It took 290 minutes over seven parts for the BBC to adapt John le Carre's chilling novel of betrayal and intrigue for television in 1979. That this big-screen version occupies less than half the time is a credit to co-writers Bridget O'Connor (who died of cancer a week before shooting started) and Peter Straughan, whose screenplay is a masterpiece of concision and precision: not a word or a glance is wasted and there's none of the flabby expository dialogue that makes the TV series sound quite clunky now. Whole chains of events are disposed of in a sentence. Yet only as the loose ends are tidied in the last couple of minutes is there a sense that things are hurried and indistinct.
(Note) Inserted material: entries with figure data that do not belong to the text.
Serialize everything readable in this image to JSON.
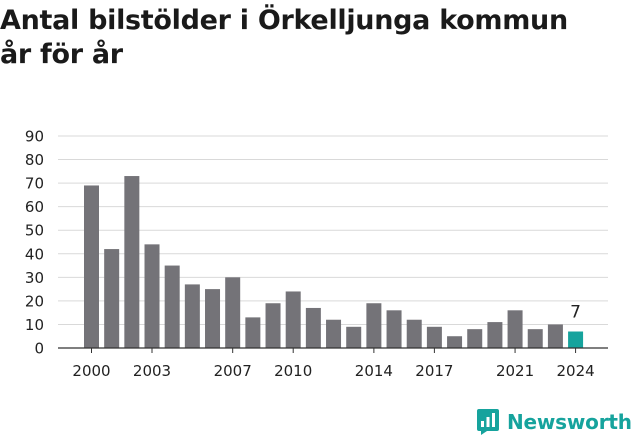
{
  "header": {
    "title_line1": "Antal bilstölder i Örkelljunga kommun",
    "title_line2": "år för år"
  },
  "chart_data": {
    "type": "bar",
    "title": "Antal bilstölder i Örkelljunga kommun år för år",
    "xlabel": "",
    "ylabel": "",
    "categories": [
      "2000",
      "2001",
      "2002",
      "2003",
      "2004",
      "2005",
      "2006",
      "2007",
      "2008",
      "2009",
      "2010",
      "2011",
      "2012",
      "2013",
      "2014",
      "2015",
      "2016",
      "2017",
      "2018",
      "2019",
      "2020",
      "2021",
      "2022",
      "2023",
      "2024"
    ],
    "values": [
      69,
      42,
      73,
      44,
      35,
      27,
      25,
      30,
      13,
      19,
      24,
      17,
      12,
      9,
      19,
      16,
      12,
      9,
      5,
      8,
      11,
      16,
      8,
      10,
      7
    ],
    "x_tick_labels": [
      "2000",
      "2003",
      "2007",
      "2010",
      "2014",
      "2017",
      "2021",
      "2024"
    ],
    "y_ticks": [
      0,
      10,
      20,
      30,
      40,
      50,
      60,
      70,
      80,
      90
    ],
    "ylim": [
      0,
      90
    ],
    "grid": true,
    "highlight": {
      "category": "2024",
      "label": "7"
    },
    "colors": {
      "bar": "#747378",
      "highlight": "#16a39d",
      "grid": "#d9d9d9",
      "axis": "#333333"
    }
  },
  "brand": {
    "name": "Newsworthy",
    "icon": "newsworthy-logo-icon",
    "color": "#16a39d"
  }
}
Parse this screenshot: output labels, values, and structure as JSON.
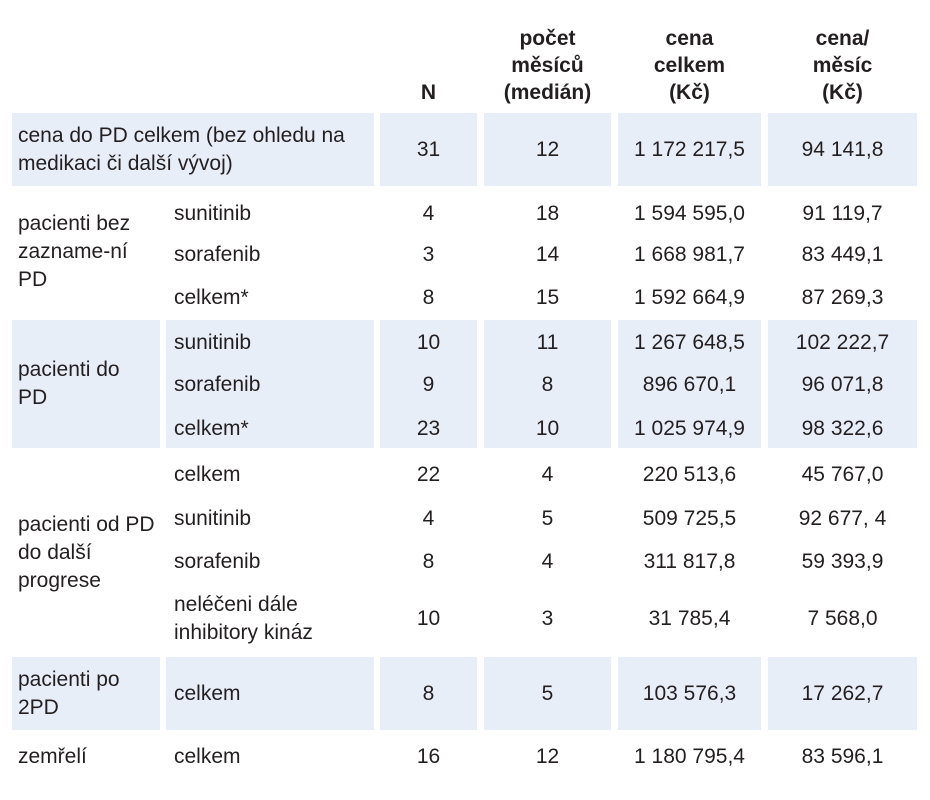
{
  "colors": {
    "highlight": "#e8eef8",
    "text": "#231f20"
  },
  "headers": {
    "n": "N",
    "months": "počet\nměsíců\n(medián)",
    "total_price": "cena\ncelkem\n(Kč)",
    "monthly_price": "cena/\nměsíc\n(Kč)"
  },
  "groups": [
    {
      "label": "cena do PD celkem (bez ohledu na medikaci či další vývoj)"
    },
    {
      "label": "pacienti bez zazname-ní PD"
    },
    {
      "label": "pacienti do PD"
    },
    {
      "label": "pacienti od PD do další progrese"
    },
    {
      "label": "pacienti po 2PD"
    },
    {
      "label": "zemřelí"
    }
  ],
  "rows": [
    {
      "sub": "",
      "n": "31",
      "months": "12",
      "total": "1 172 217,5",
      "monthly": "94 141,8"
    },
    {
      "sub": "sunitinib",
      "n": "4",
      "months": "18",
      "total": "1 594 595,0",
      "monthly": "91 119,7"
    },
    {
      "sub": "sorafenib",
      "n": "3",
      "months": "14",
      "total": "1 668 981,7",
      "monthly": "83 449,1"
    },
    {
      "sub": "celkem*",
      "n": "8",
      "months": "15",
      "total": "1 592 664,9",
      "monthly": "87 269,3"
    },
    {
      "sub": "sunitinib",
      "n": "10",
      "months": "11",
      "total": "1 267 648,5",
      "monthly": "102 222,7"
    },
    {
      "sub": "sorafenib",
      "n": "9",
      "months": "8",
      "total": "896 670,1",
      "monthly": "96 071,8"
    },
    {
      "sub": "celkem*",
      "n": "23",
      "months": "10",
      "total": "1 025 974,9",
      "monthly": "98 322,6"
    },
    {
      "sub": "celkem",
      "n": "22",
      "months": "4",
      "total": "220 513,6",
      "monthly": "45 767,0"
    },
    {
      "sub": "sunitinib",
      "n": "4",
      "months": "5",
      "total": "509 725,5",
      "monthly": "92 677, 4"
    },
    {
      "sub": "sorafenib",
      "n": "8",
      "months": "4",
      "total": "311 817,8",
      "monthly": "59 393,9"
    },
    {
      "sub": "neléčeni dále inhibitory kináz",
      "n": "10",
      "months": "3",
      "total": "31 785,4",
      "monthly": "7 568,0"
    },
    {
      "sub": "celkem",
      "n": "8",
      "months": "5",
      "total": "103 576,3",
      "monthly": "17 262,7"
    },
    {
      "sub": "celkem",
      "n": "16",
      "months": "12",
      "total": "1 180 795,4",
      "monthly": "83 596,1"
    }
  ]
}
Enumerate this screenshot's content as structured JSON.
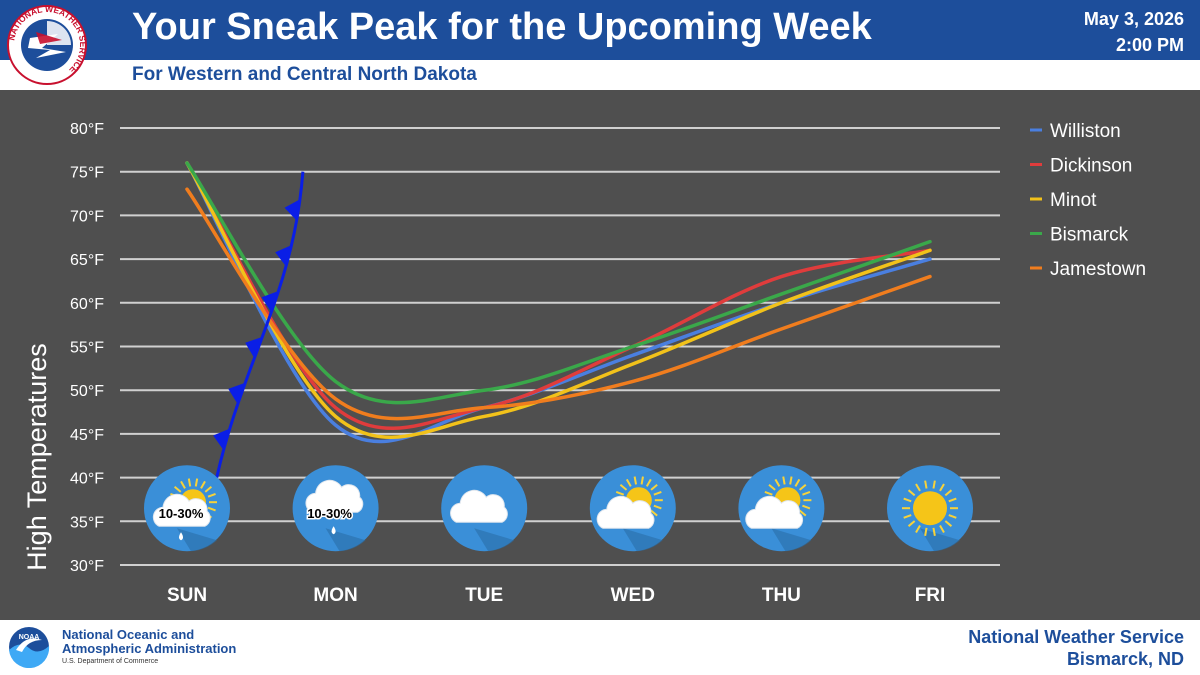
{
  "header": {
    "title": "Your Sneak Peak for the Upcoming Week",
    "subtitle": "For Western and Central North Dakota",
    "date": "May 3, 2026",
    "time": "2:00 PM",
    "logo_text": "NATIONAL WEATHER SERVICE"
  },
  "footer": {
    "noaa_line1": "National Oceanic and",
    "noaa_line2": "Atmospheric Administration",
    "noaa_dept": "U.S. Department of Commerce",
    "noaa_badge": "NOAA",
    "office_line1": "National Weather Service",
    "office_line2": "Bismarck, ND"
  },
  "colors": {
    "header_blue": "#1d4e9b",
    "background": "#4f4f4f",
    "grid": "#d0d0d0",
    "front": "#0a1ee6",
    "icon_blue": "#3a8fd8"
  },
  "chart_data": {
    "type": "line",
    "ylabel": "High Temperatures",
    "categories": [
      "SUN",
      "MON",
      "TUE",
      "WED",
      "THU",
      "FRI"
    ],
    "ylim": [
      30,
      80
    ],
    "yticks": [
      {
        "value": 30,
        "label": "30°F"
      },
      {
        "value": 35,
        "label": "35°F"
      },
      {
        "value": 40,
        "label": "40°F"
      },
      {
        "value": 45,
        "label": "45°F"
      },
      {
        "value": 50,
        "label": "50°F"
      },
      {
        "value": 55,
        "label": "55°F"
      },
      {
        "value": 60,
        "label": "60°F"
      },
      {
        "value": 65,
        "label": "65°F"
      },
      {
        "value": 70,
        "label": "70°F"
      },
      {
        "value": 75,
        "label": "75°F"
      },
      {
        "value": 80,
        "label": "80°F"
      }
    ],
    "grid": true,
    "legend": "right",
    "series": [
      {
        "name": "Williston",
        "color": "#4a7fe0",
        "values": [
          76,
          46,
          48,
          54,
          60,
          65
        ]
      },
      {
        "name": "Dickinson",
        "color": "#e03c3c",
        "values": [
          76,
          48,
          48,
          55,
          63,
          66
        ]
      },
      {
        "name": "Minot",
        "color": "#f2c21a",
        "values": [
          76,
          47,
          47,
          53,
          60,
          66
        ]
      },
      {
        "name": "Bismarck",
        "color": "#3aa84a",
        "values": [
          76,
          51,
          50,
          55,
          61,
          67
        ]
      },
      {
        "name": "Jamestown",
        "color": "#f07d1e",
        "values": [
          73,
          49,
          48,
          51,
          57,
          63
        ]
      }
    ],
    "annotations": [
      {
        "day": "SUN",
        "icon": "partly-sunny-rain-icon",
        "label": "10-30%"
      },
      {
        "day": "MON",
        "icon": "rain-cloud-icon",
        "label": "10-30%"
      },
      {
        "day": "TUE",
        "icon": "cloud-icon",
        "label": ""
      },
      {
        "day": "WED",
        "icon": "partly-cloudy-icon",
        "label": ""
      },
      {
        "day": "THU",
        "icon": "partly-cloudy-icon",
        "label": ""
      },
      {
        "day": "FRI",
        "icon": "sun-icon",
        "label": ""
      }
    ],
    "front": {
      "type": "cold-front",
      "from": [
        0.2,
        40
      ],
      "to": [
        0.78,
        75
      ]
    }
  }
}
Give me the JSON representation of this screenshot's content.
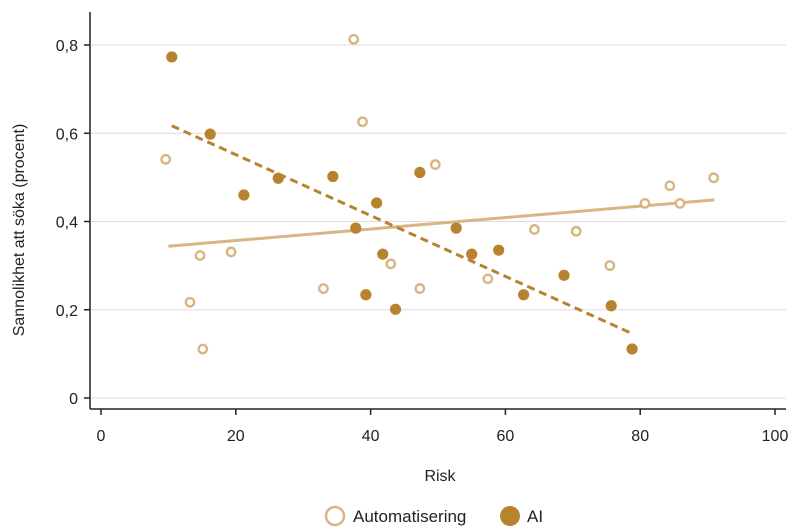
{
  "colors": {
    "automatisering": "#d9b583",
    "ai": "#b8832f",
    "grid": "#dddddd",
    "axis": "#222222"
  },
  "chart_data": {
    "type": "scatter",
    "xlabel": "Risk",
    "ylabel": "Sannolikhet att söka (procent)",
    "xlim": [
      0,
      100
    ],
    "ylim": [
      0,
      0.85
    ],
    "x_ticks": [
      0,
      20,
      40,
      60,
      80,
      100
    ],
    "x_tick_labels": [
      "0",
      "20",
      "40",
      "60",
      "80",
      "100"
    ],
    "y_ticks": [
      0,
      0.2,
      0.4,
      0.6,
      0.8
    ],
    "y_tick_labels": [
      "0",
      "0,2",
      "0,4",
      "0,6",
      "0,8"
    ],
    "grid": "horizontal",
    "legend_position": "bottom",
    "series": [
      {
        "name": "Automatisering",
        "marker": "hollow-circle",
        "points": [
          [
            9.6,
            0.541
          ],
          [
            13.2,
            0.217
          ],
          [
            14.7,
            0.323
          ],
          [
            15.1,
            0.111
          ],
          [
            19.3,
            0.331
          ],
          [
            33.0,
            0.248
          ],
          [
            37.5,
            0.813
          ],
          [
            38.8,
            0.626
          ],
          [
            43.0,
            0.304
          ],
          [
            47.3,
            0.248
          ],
          [
            49.6,
            0.529
          ],
          [
            57.4,
            0.27
          ],
          [
            64.3,
            0.382
          ],
          [
            70.5,
            0.378
          ],
          [
            75.5,
            0.3
          ],
          [
            80.7,
            0.441
          ],
          [
            84.4,
            0.481
          ],
          [
            85.9,
            0.441
          ],
          [
            90.9,
            0.499
          ]
        ],
        "fit_line": {
          "x": [
            10.0,
            91.0
          ],
          "y": [
            0.344,
            0.449
          ],
          "style": "solid"
        }
      },
      {
        "name": "AI",
        "marker": "filled-circle",
        "points": [
          [
            10.5,
            0.773
          ],
          [
            16.2,
            0.598
          ],
          [
            21.2,
            0.46
          ],
          [
            26.3,
            0.498
          ],
          [
            34.4,
            0.502
          ],
          [
            37.8,
            0.385
          ],
          [
            39.3,
            0.234
          ],
          [
            40.9,
            0.442
          ],
          [
            41.8,
            0.326
          ],
          [
            43.7,
            0.201
          ],
          [
            47.3,
            0.511
          ],
          [
            52.7,
            0.385
          ],
          [
            55.0,
            0.326
          ],
          [
            59.0,
            0.335
          ],
          [
            62.7,
            0.234
          ],
          [
            68.7,
            0.278
          ],
          [
            75.7,
            0.209
          ],
          [
            78.8,
            0.111
          ]
        ],
        "fit_line": {
          "x": [
            10.5,
            78.8
          ],
          "y": [
            0.617,
            0.146
          ],
          "style": "dashed"
        }
      }
    ]
  }
}
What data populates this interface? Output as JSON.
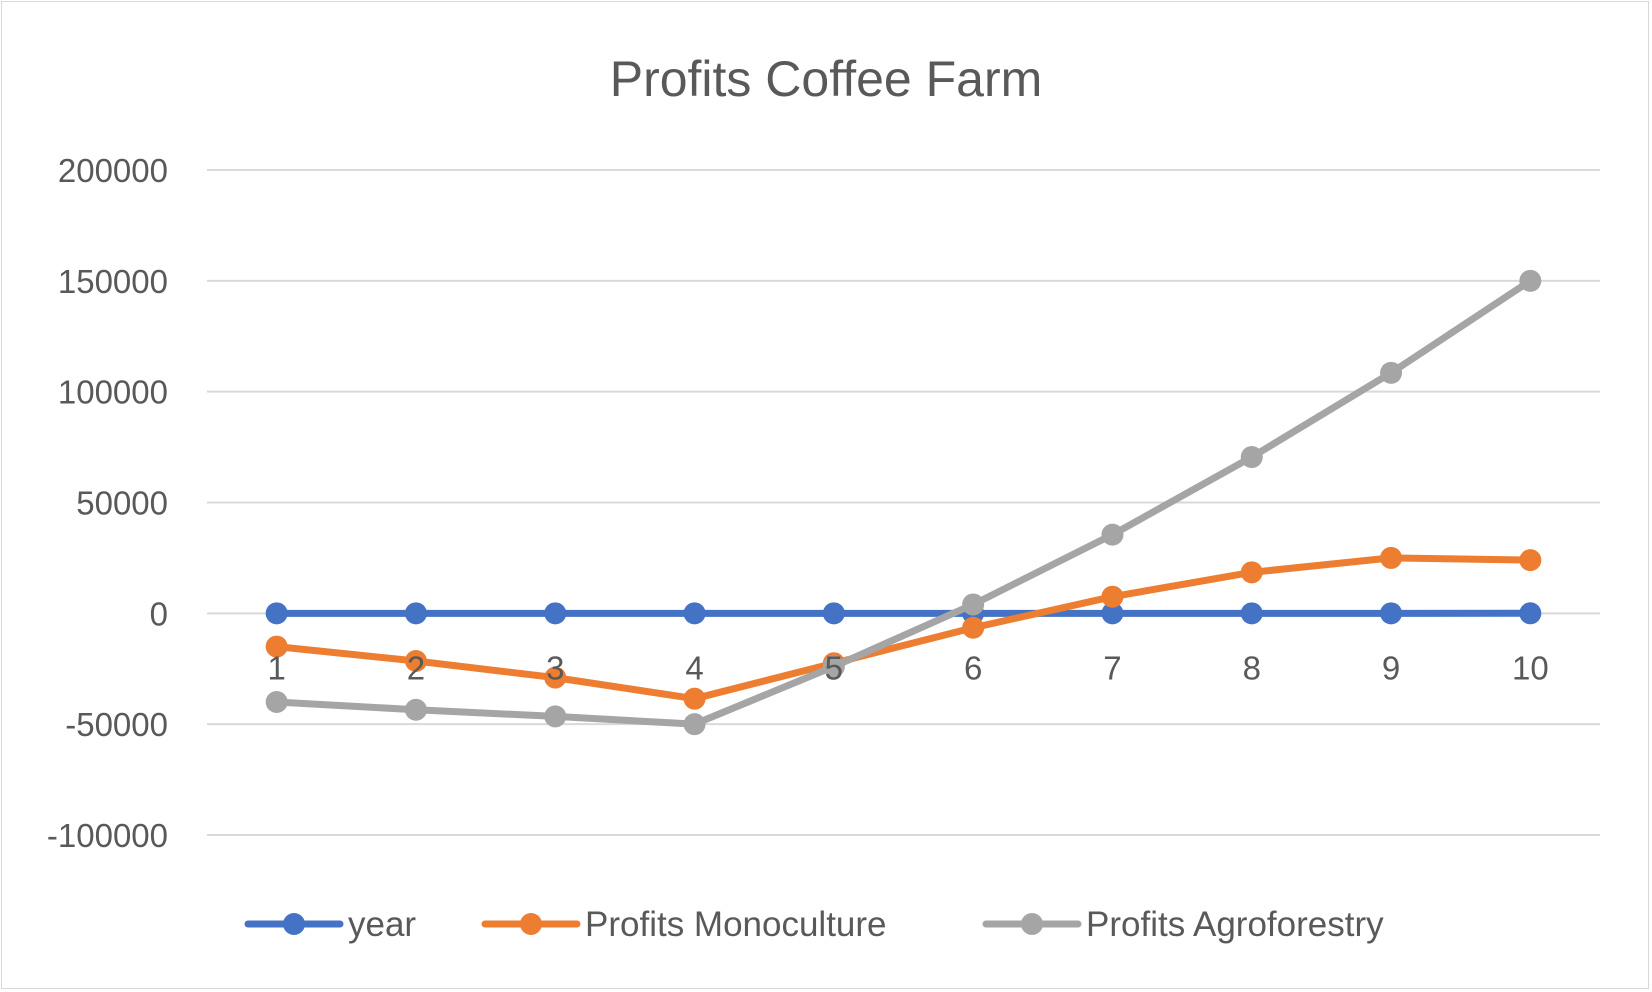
{
  "chart_data": {
    "type": "line",
    "title": "Profits Coffee Farm",
    "xlabel": "",
    "ylabel": "",
    "categories": [
      "1",
      "2",
      "3",
      "4",
      "5",
      "6",
      "7",
      "8",
      "9",
      "10"
    ],
    "ylim": [
      -100000,
      200000
    ],
    "yticks": [
      "200000",
      "150000",
      "100000",
      "50000",
      "0",
      "-50000",
      "-100000"
    ],
    "grid": true,
    "legend_position": "bottom",
    "series": [
      {
        "name": "year",
        "color": "#4472C4",
        "values": [
          1,
          2,
          3,
          4,
          5,
          6,
          7,
          8,
          9,
          10
        ]
      },
      {
        "name": "Profits Monoculture",
        "color": "#ED7D31",
        "values": [
          -15000,
          -21500,
          -29000,
          -38500,
          -22500,
          -6500,
          7500,
          18500,
          25000,
          24000
        ]
      },
      {
        "name": "Profits Agroforestry",
        "color": "#A5A5A5",
        "values": [
          -40000,
          -43500,
          -46500,
          -50000,
          -24000,
          4000,
          35500,
          70500,
          108500,
          150000
        ]
      }
    ]
  }
}
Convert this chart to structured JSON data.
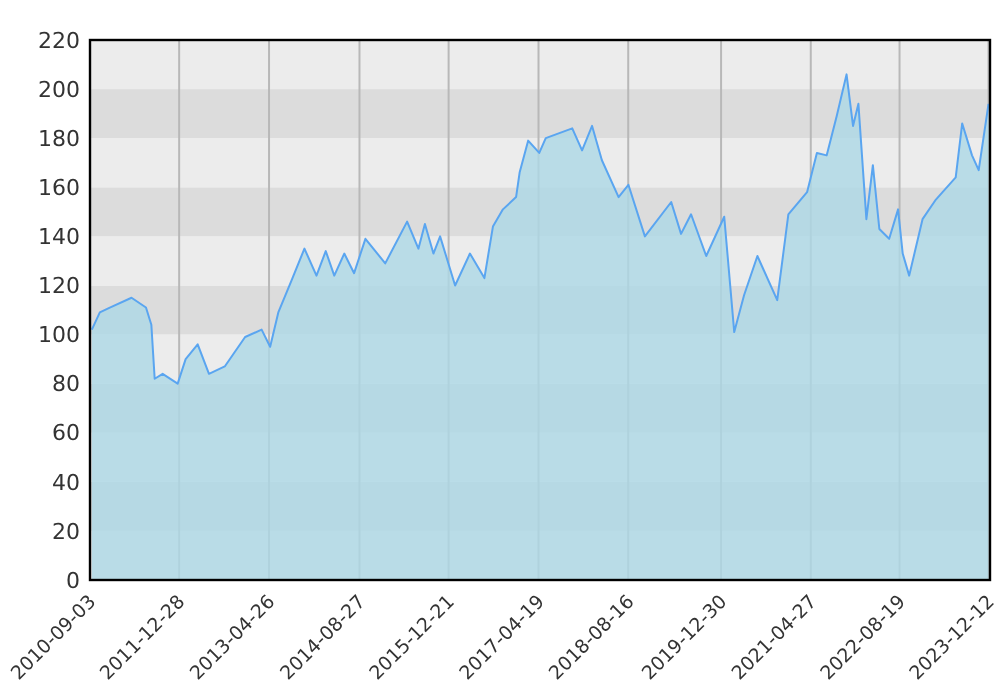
{
  "chart_data": {
    "type": "area",
    "grid": true,
    "x": [
      "2010-09-13",
      "2010-10-26",
      "2010-12-19",
      "2011-04-15",
      "2011-07-02",
      "2011-07-31",
      "2011-08-18",
      "2011-09-30",
      "2011-12-20",
      "2012-02-01",
      "2012-04-06",
      "2012-06-06",
      "2012-08-30",
      "2012-12-18",
      "2013-03-17",
      "2013-05-02",
      "2013-06-15",
      "2013-08-25",
      "2013-11-03",
      "2014-01-07",
      "2014-02-26",
      "2014-04-13",
      "2014-06-06",
      "2014-07-29",
      "2014-09-28",
      "2015-01-13",
      "2015-05-11",
      "2015-07-11",
      "2015-08-15",
      "2015-09-30",
      "2015-11-05",
      "2016-01-25",
      "2016-04-14",
      "2016-07-01",
      "2016-08-16",
      "2016-10-09",
      "2016-12-19",
      "2017-01-07",
      "2017-02-22",
      "2017-04-23",
      "2017-05-28",
      "2017-10-18",
      "2017-12-10",
      "2018-02-02",
      "2018-03-27",
      "2018-06-25",
      "2018-08-17",
      "2018-11-14",
      "2019-04-05",
      "2019-05-28",
      "2019-07-21",
      "2019-10-11",
      "2020-01-16",
      "2020-03-10",
      "2020-05-02",
      "2020-07-13",
      "2020-10-28",
      "2020-12-27",
      "2021-04-07",
      "2021-05-30",
      "2021-07-22",
      "2021-09-14",
      "2021-11-06",
      "2021-12-11",
      "2022-01-09",
      "2022-02-21",
      "2022-03-28",
      "2022-05-02",
      "2022-06-24",
      "2022-08-11",
      "2022-09-05",
      "2022-10-10",
      "2022-12-21",
      "2023-03-03",
      "2023-06-18",
      "2023-07-23",
      "2023-09-14",
      "2023-10-20",
      "2023-12-12"
    ],
    "series": [
      {
        "color": "#5aa5f0",
        "values": [
          102,
          109,
          111,
          115,
          111,
          104,
          82,
          84,
          80,
          90,
          96,
          84,
          87,
          99,
          102,
          95,
          109,
          122,
          135,
          124,
          134,
          124,
          133,
          125,
          139,
          129,
          146,
          135,
          145,
          133,
          140,
          120,
          133,
          123,
          144,
          151,
          156,
          166,
          179,
          174,
          180,
          184,
          175,
          185,
          171,
          156,
          161,
          140,
          154,
          141,
          149,
          132,
          148,
          101,
          116,
          132,
          114,
          149,
          158,
          174,
          173,
          189,
          206,
          185,
          194,
          147,
          169,
          143,
          139,
          151,
          133,
          124,
          147,
          155,
          164,
          186,
          173,
          167,
          194
        ]
      }
    ],
    "xlim": [
      "2010-09-03",
      "2023-12-20"
    ],
    "xticks": [
      "2010-09-03",
      "2011-12-28",
      "2013-04-26",
      "2014-08-27",
      "2015-12-21",
      "2017-04-19",
      "2018-08-16",
      "2019-12-30",
      "2021-04-27",
      "2022-08-19",
      "2023-12-12"
    ],
    "ylim": [
      0,
      220
    ],
    "yticks": [
      0,
      20,
      40,
      60,
      80,
      100,
      120,
      140,
      160,
      180,
      200,
      220
    ]
  }
}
This approach is more than just practical: it adds to the creeping sense of tension because we're constantly off-balance, plied with just enough information to keep up. The film is far from hard to follow, but it punishes the least lapse in attention.
It's an unlikely thriller: there's no car chase or fistfight and the few shots that are fired are widely spaced. Most of the time, men talk in offices or dark city streets - the palette is all cool blues and drab browns and scarcely a ray of sunlight pierces the gloom. And it's absolutely riveting from start to finish.
More than 20 years after the Berlin Wall fell, a story based in Cold War paranoia might seem dated. But director Alfredson, the Swedish wunderkind behind the macabre vampire romance Let the Right One In, knows that it's more than a story of its time and place.
Morally complicated and positively dripping with disenchantment and existential angst, it's a timeless revenge tragedy, a story of secrets, lies and the struggle for power.